Greenfield v. Philles Records, Inc., 780 N.E.2d 166, 171 (N.Y. 2002). Accordingly, we “will not
make a new contract for the parties under the guise of interpreting the writing.” Heller v. Pope,
164 N.E. 881, 882 (N.Y. 1928).
Lastly, Roberts argues that Weight Watchers breached the implied covenant of good faith
and fair dealing by failing to provide a functioning product. Yet the authority relied on by
Roberts stands only for the limited proposition that “courts will imply a covenant of good faith
where the implied terms are consistent with other mutually agreed upon terms.” Caceci v. Di
Canio Constr. Corp., 526 N.E.2d 771, 775 (N.Y. 1988) (citing Wood v. Duff-Gordon, 118 N.E.

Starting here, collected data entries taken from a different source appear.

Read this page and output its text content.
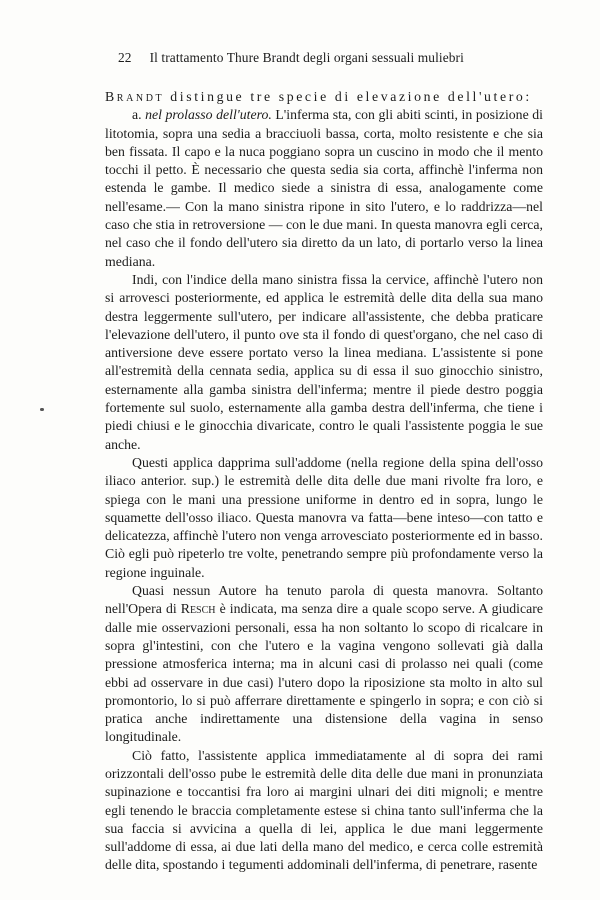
22 Il trattamento Thure Brandt degli organi sessuali muliebri

Brandt distingue tre specie di elevazione dell'utero:

a. nel prolasso dell'utero. L'inferma sta, con gli abiti scinti, in posizione di litotomia, sopra una sedia a bracciuoli bassa, corta, molto resistente e che sia ben fissata. Il capo e la nuca poggiano sopra un cuscino in modo che il mento tocchi il petto. È necessario che questa sedia sia corta, affinchè l'inferma non estenda le gambe. Il medico siede a sinistra di essa, analogamente come nell'esame.— Con la mano sinistra ripone in sito l'utero, e lo raddrizza—nel caso che stia in retroversione — con le due mani. In questa manovra egli cerca, nel caso che il fondo dell'utero sia diretto da un lato, di portarlo verso la linea mediana.

Indi, con l'indice della mano sinistra fissa la cervice, affinchè l'utero non si arrovesci posteriormente, ed applica le estremità delle dita della sua mano destra leggermente sull'utero, per indicare all'assistente, che debba praticare l'elevazione dell'utero, il punto ove sta il fondo di quest'organo, che nel caso di antiversione deve essere portato verso la linea mediana. L'assistente si pone all'estremità della cennata sedia, applica su di essa il suo ginocchio sinistro, esternamente alla gamba sinistra dell'inferma; mentre il piede destro poggia fortemente sul suolo, esternamente alla gamba destra dell'inferma, che tiene i piedi chiusi e le ginocchia divaricate, contro le quali l'assistente poggia le sue anche.

Questi applica dapprima sull'addome (nella regione della spina dell'osso iliaco anterior. sup.) le estremità delle dita delle due mani rivolte fra loro, e spiega con le mani una pressione uniforme in dentro ed in sopra, lungo le squamette dell'osso iliaco. Questa manovra va fatta—bene inteso—con tatto e delicatezza, affinchè l'utero non venga arrovesciato posteriormente ed in basso. Ciò egli può ripeterlo tre volte, penetrando sempre più profondamente verso la regione inguinale.

Quasi nessun Autore ha tenuto parola di questa manovra. Soltanto nell'Opera di Resch è indicata, ma senza dire a quale scopo serve. A giudicare dalle mie osservazioni personali, essa ha non soltanto lo scopo di ricalcare in sopra gl'intestini, con che l'utero e la vagina vengono sollevati già dalla pressione atmosferica interna; ma in alcuni casi di prolasso nei quali (come ebbi ad osservare in due casi) l'utero dopo la riposizione sta molto in alto sul promontorio, lo si può afferrare direttamente e spingerlo in sopra; e con ciò si pratica anche indirettamente una distensione della vagina in senso longitudinale.

Ciò fatto, l'assistente applica immediatamente al di sopra dei rami orizzontali dell'osso pube le estremità delle dita delle due mani in pronunziata supinazione e toccantisi fra loro ai margini ulnari dei diti mignoli; e mentre egli tenendo le braccia completamente estese si china tanto sull'inferma che la sua faccia si avvicina a quella di lei, applica le due mani leggermente sull'addome di essa, ai due lati della mano del medico, e cerca colle estremità delle dita, spostando i tegumenti addominali dell'inferma, di penetrare, rasente
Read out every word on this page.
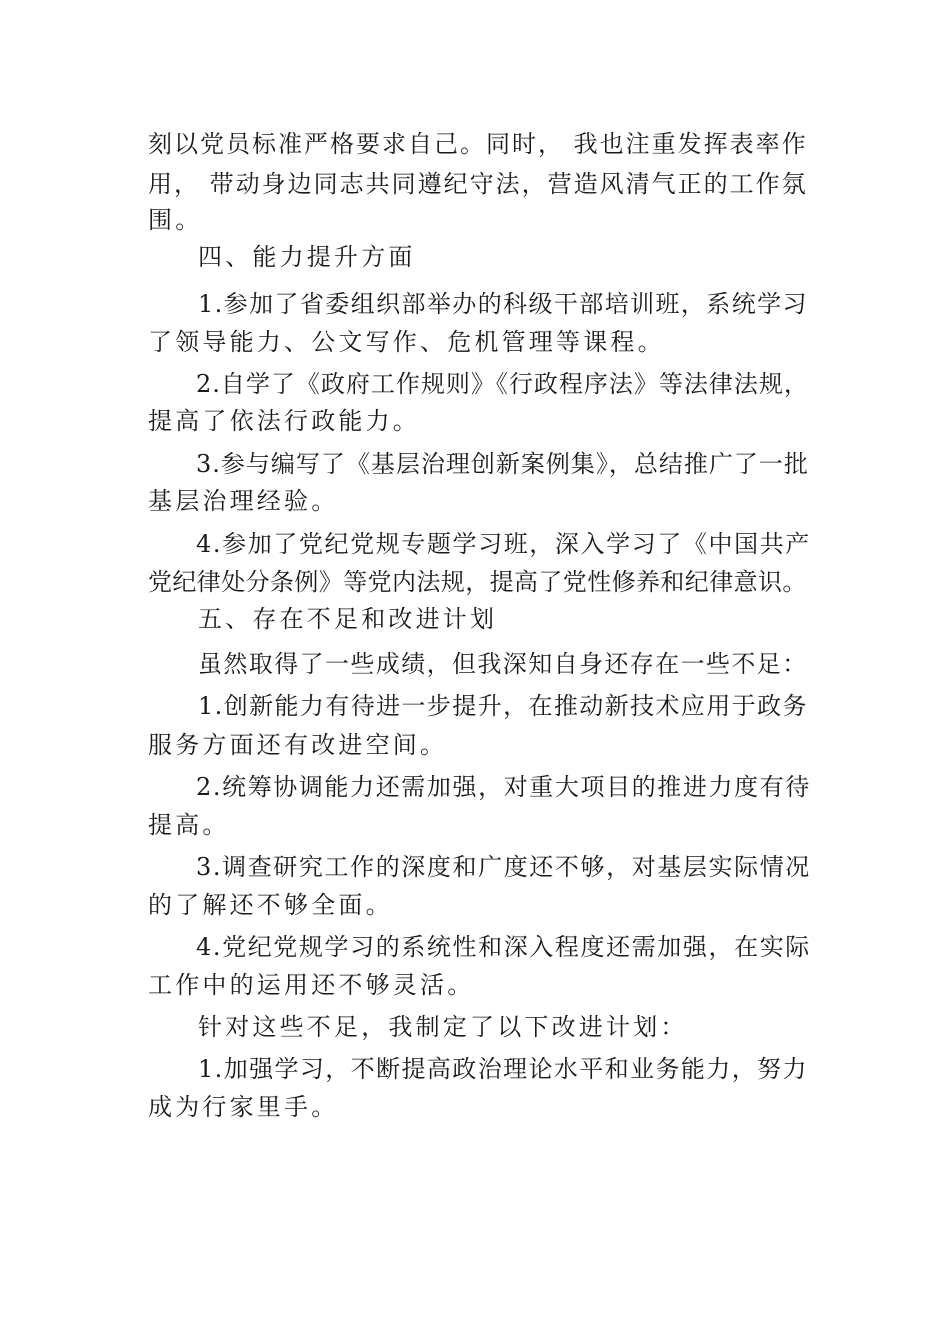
刻以党员标准严格要求自己。同时， 我也注重发挥表率作
用， 带动身边同志共同遵纪守法，营造风清气正的工作氛
围。
四、能力提升方面
1.参加了省委组织部举办的科级干部培训班，系统学习
了领导能力、公文写作、危机管理等课程。
2.自学了《政府工作规则》《行政程序法》等法律法规，
提高了依法行政能力。
3.参与编写了《基层治理创新案例集》，总结推广了一批
基层治理经验。
4.参加了党纪党规专题学习班，深入学习了《中国共产
党纪律处分条例》等党内法规，提高了党性修养和纪律意识。
五、存在不足和改进计划
虽然取得了一些成绩，但我深知自身还存在一些不足：
1.创新能力有待进一步提升，在推动新技术应用于政务
服务方面还有改进空间。
2.统筹协调能力还需加强，对重大项目的推进力度有待
提高。
3.调查研究工作的深度和广度还不够，对基层实际情况
的了解还不够全面。
4.党纪党规学习的系统性和深入程度还需加强，在实际
工作中的运用还不够灵活。
针对这些不足，我制定了以下改进计划：
1.加强学习，不断提高政治理论水平和业务能力，努力
成为行家里手。
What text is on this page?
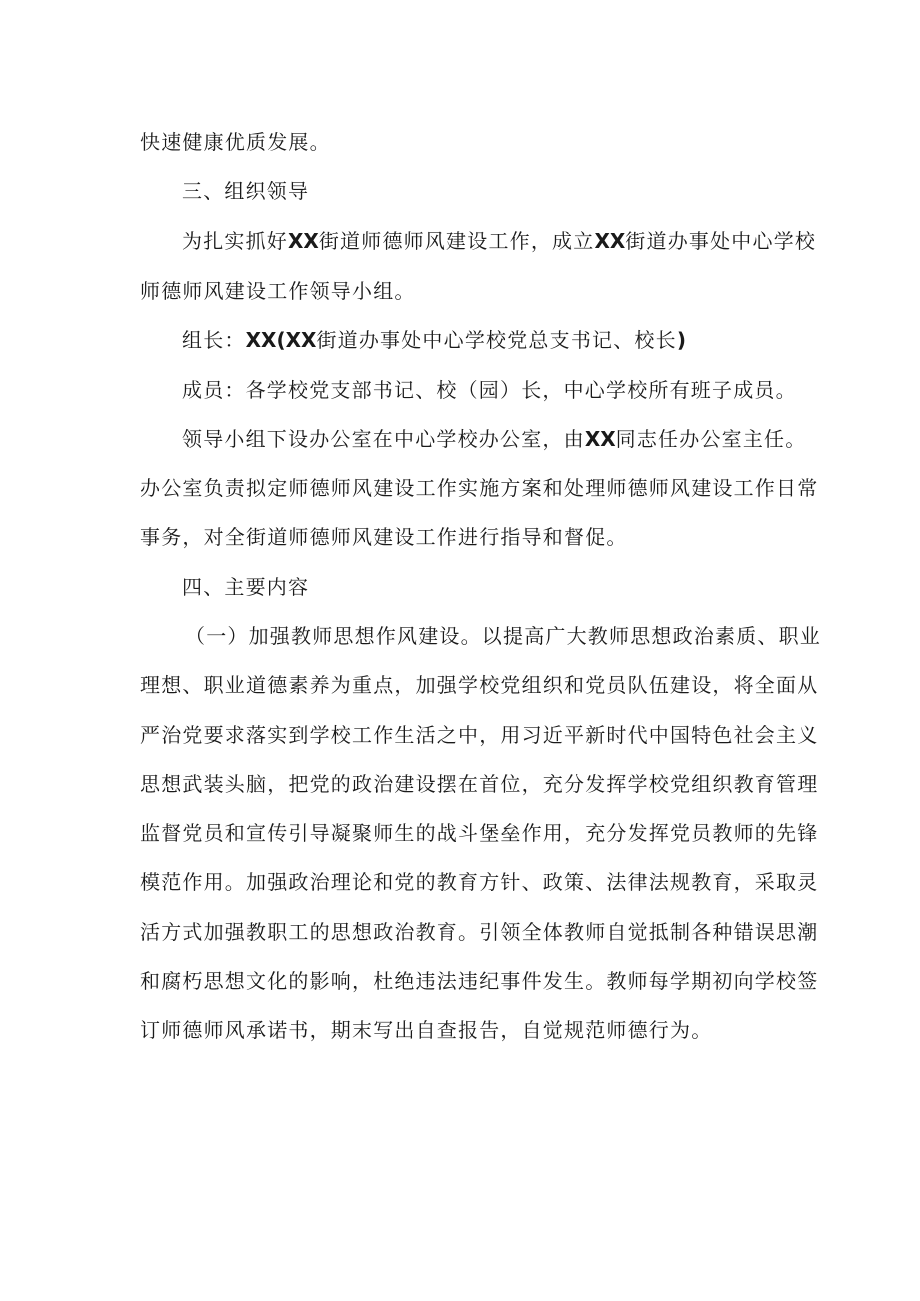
快速健康优质发展。
三、组织领导
为扎实抓好XX街道师德师风建设工作，成立XX街道办事处中心学校
师德师风建设工作领导小组。
组长：XX(XX街道办事处中心学校党总支书记、校长)
成员：各学校党支部书记、校（园）长，中心学校所有班子成员。
领导小组下设办公室在中心学校办公室，由XX同志任办公室主任。
办公室负责拟定师德师风建设工作实施方案和处理师德师风建设工作日常
事务，对全街道师德师风建设工作进行指导和督促。
四、主要内容
（一）加强教师思想作风建设。以提高广大教师思想政治素质、职业
理想、职业道德素养为重点，加强学校党组织和党员队伍建设，将全面从
严治党要求落实到学校工作生活之中，用习近平新时代中国特色社会主义
思想武装头脑，把党的政治建设摆在首位，充分发挥学校党组织教育管理
监督党员和宣传引导凝聚师生的战斗堡垒作用，充分发挥党员教师的先锋
模范作用。加强政治理论和党的教育方针、政策、法律法规教育，采取灵
活方式加强教职工的思想政治教育。引领全体教师自觉抵制各种错误思潮
和腐朽思想文化的影响，杜绝违法违纪事件发生。教师每学期初向学校签
订师德师风承诺书，期末写出自查报告，自觉规范师德行为。
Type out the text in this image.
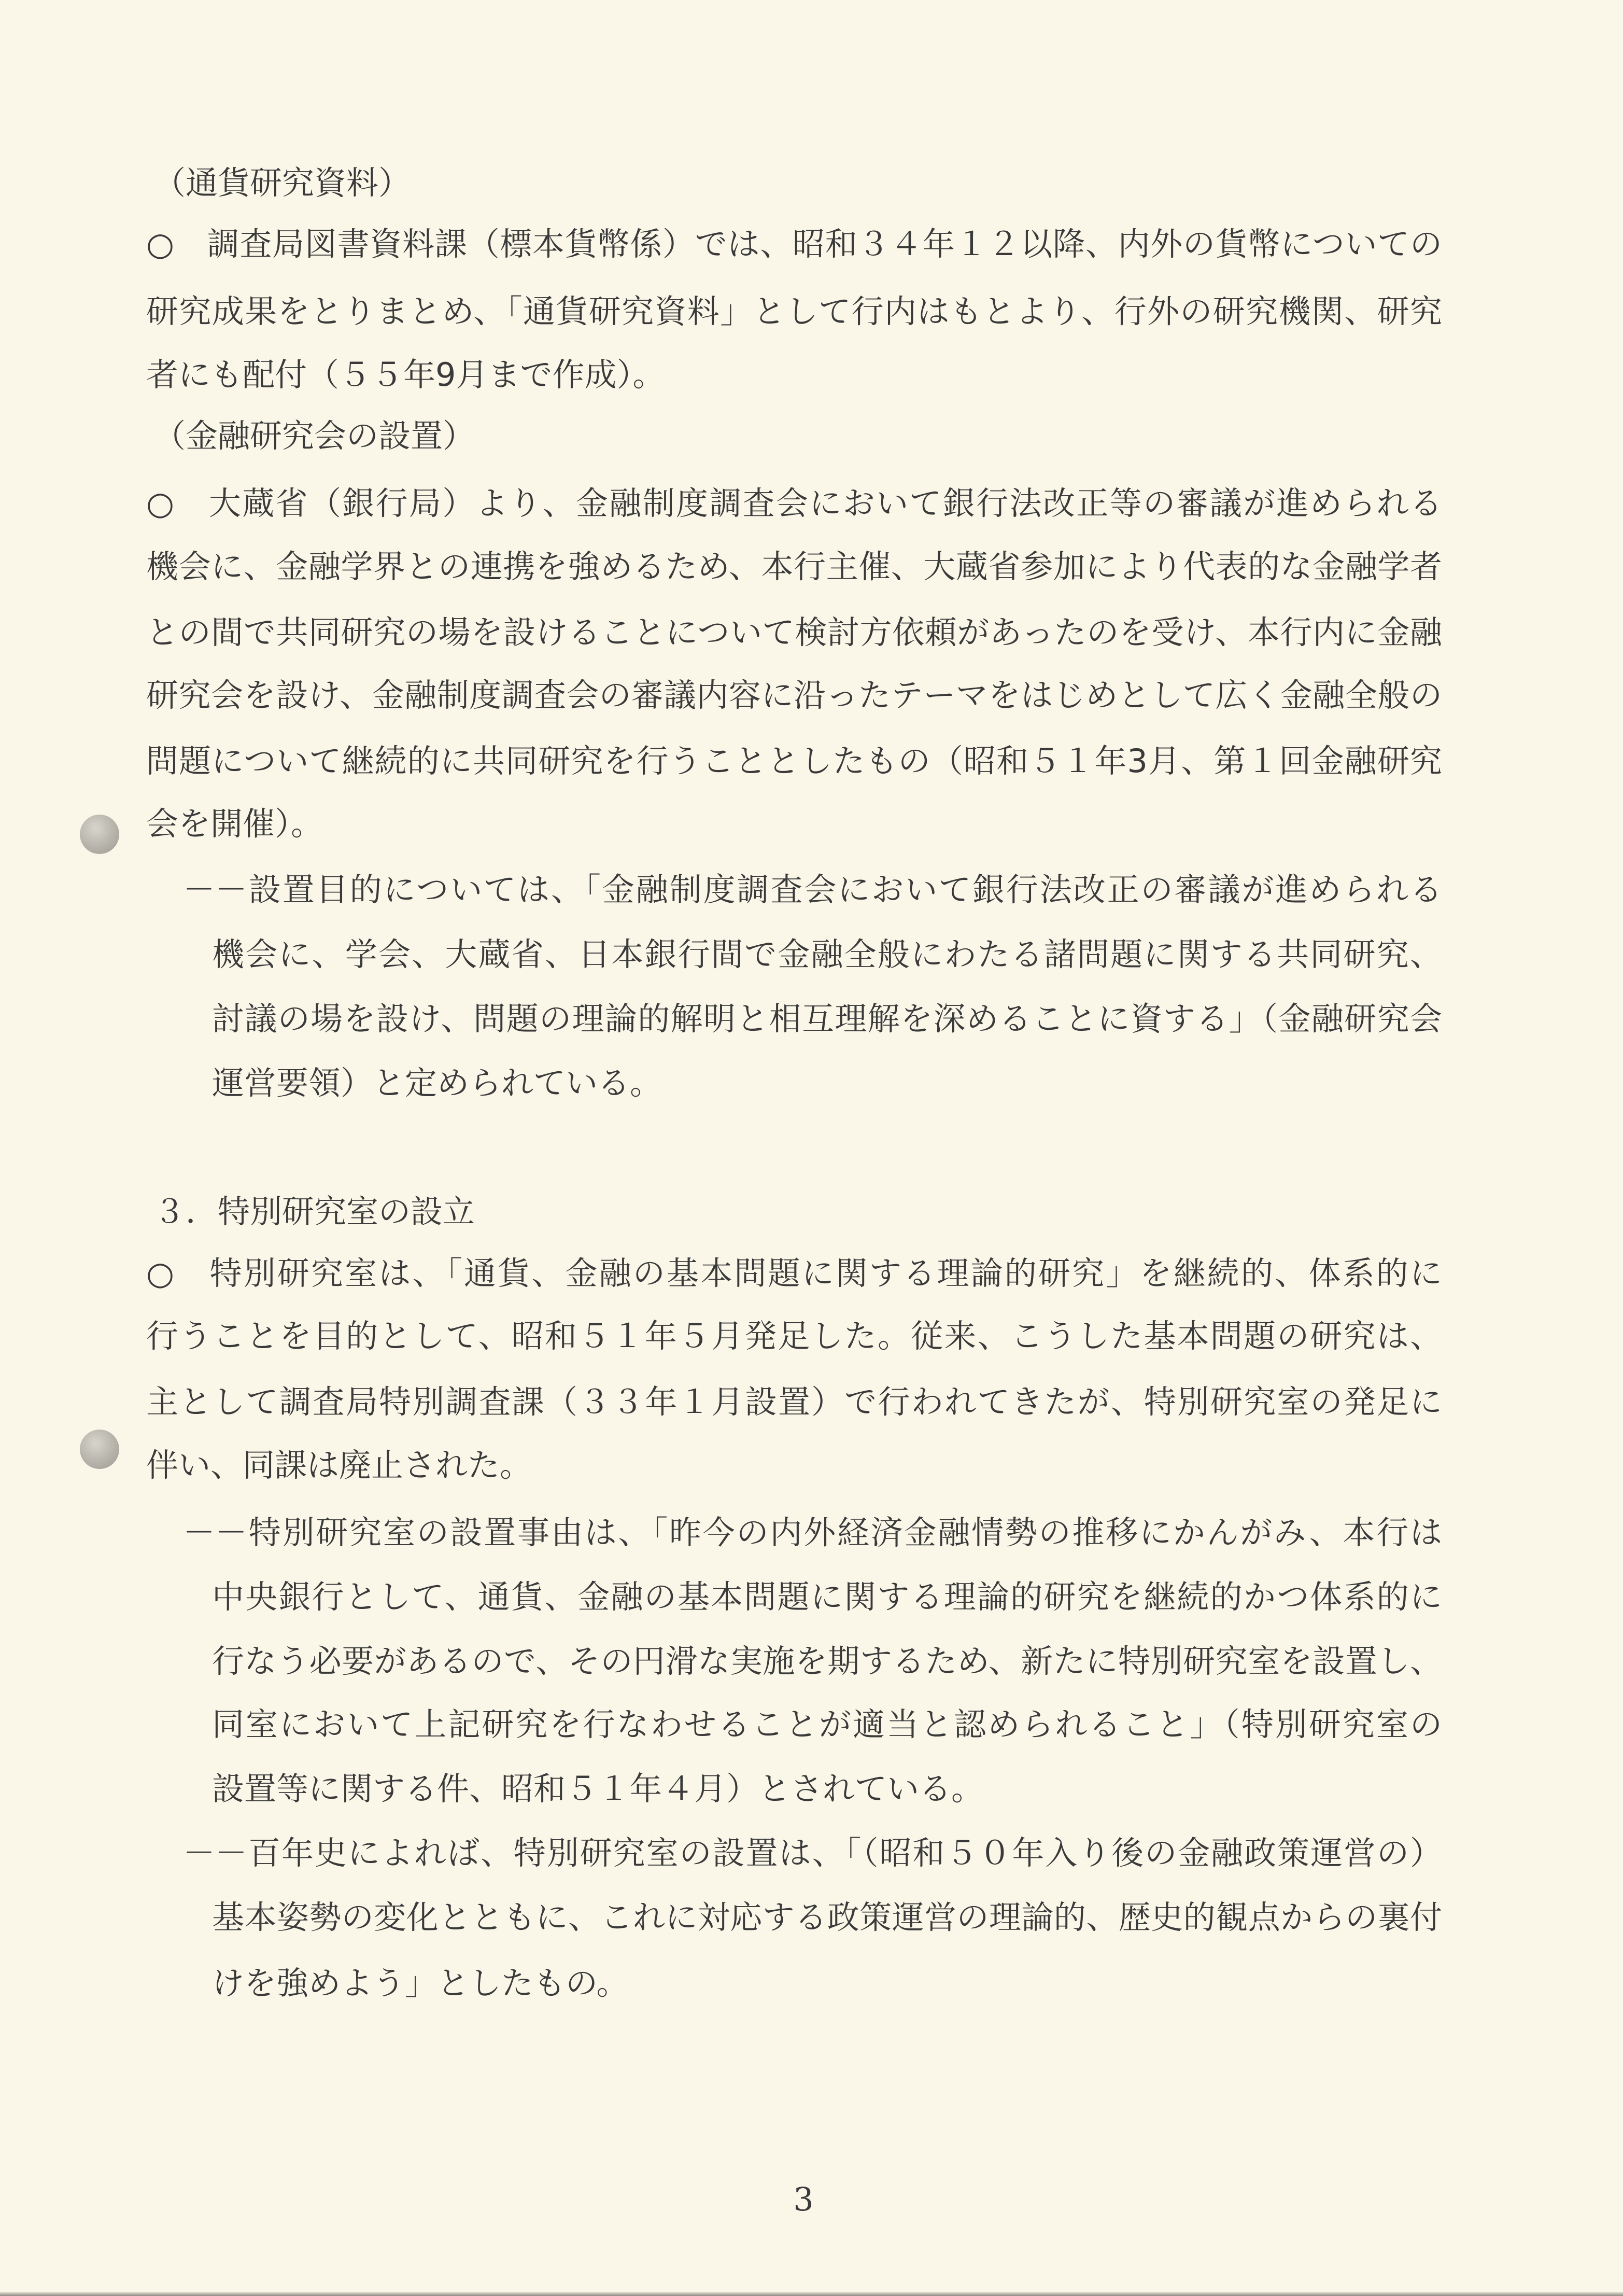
（通貨研究資料）
○　調査局図書資料課（標本貨幣係）では、昭和３４年１２以降、内外の貨幣についての
研究成果をとりまとめ、「通貨研究資料」として行内はもとより、行外の研究機関、研究
者にも配付（５５年9月まで作成）。
（金融研究会の設置）
○　大蔵省（銀行局）より、金融制度調査会において銀行法改正等の審議が進められる
機会に、金融学界との連携を強めるため、本行主催、大蔵省参加により代表的な金融学者
との間で共同研究の場を設けることについて検討方依頼があったのを受け、本行内に金融
研究会を設け、金融制度調査会の審議内容に沿ったテーマをはじめとして広く金融全般の
問題について継続的に共同研究を行うこととしたもの（昭和５１年3月、第１回金融研究
会を開催）。
－－設置目的については、「金融制度調査会において銀行法改正の審議が進められる
機会に、学会、大蔵省、日本銀行間で金融全般にわたる諸問題に関する共同研究、
討議の場を設け、問題の理論的解明と相互理解を深めることに資する」（金融研究会
運営要領）と定められている。
３．特別研究室の設立
○　特別研究室は、「通貨、金融の基本問題に関する理論的研究」を継続的、体系的に
行うことを目的として、昭和５１年５月発足した。従来、こうした基本問題の研究は、
主として調査局特別調査課（３３年１月設置）で行われてきたが、特別研究室の発足に
伴い、同課は廃止された。
－－特別研究室の設置事由は、「昨今の内外経済金融情勢の推移にかんがみ、本行は
中央銀行として、通貨、金融の基本問題に関する理論的研究を継続的かつ体系的に
行なう必要があるので、その円滑な実施を期するため、新たに特別研究室を設置し、
同室において上記研究を行なわせることが適当と認められること」（特別研究室の
設置等に関する件、昭和５１年４月）とされている。
－－百年史によれば、特別研究室の設置は、「（昭和５０年入り後の金融政策運営の）
基本姿勢の変化とともに、これに対応する政策運営の理論的、歴史的観点からの裏付
けを強めよう」としたもの。
3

214 (N.Y. 1917)). Roberts’s argument is unavailing here because the Subscription Agreement
expressly provided that Weight Watchers did not warrant that its services would be
“uninterrupted or error–free” or “that defects will be corrected.” App. 43. Roberts could not have
reasonably understood the Subscription Agreement to imply otherwise. See Times Mirror
Magazines, Inc. v. Field & Stream Licenses Co., 294 F.3d 383, 394 (2d Cir. 2002) (“The
covenant includes ‘any promises which a reasonable person in the position of the promisee
would be justified in understanding were included.’” (quoting Dalton v. Educ. Testing Serv., 663
N.E.2d 289, 291 (N.Y. 1995))).
5
We have considered all of Roberts’s arguments on this appeal and find in them no basis
for vacatur. Accordingly, we AFFIRM the judgment of the district court.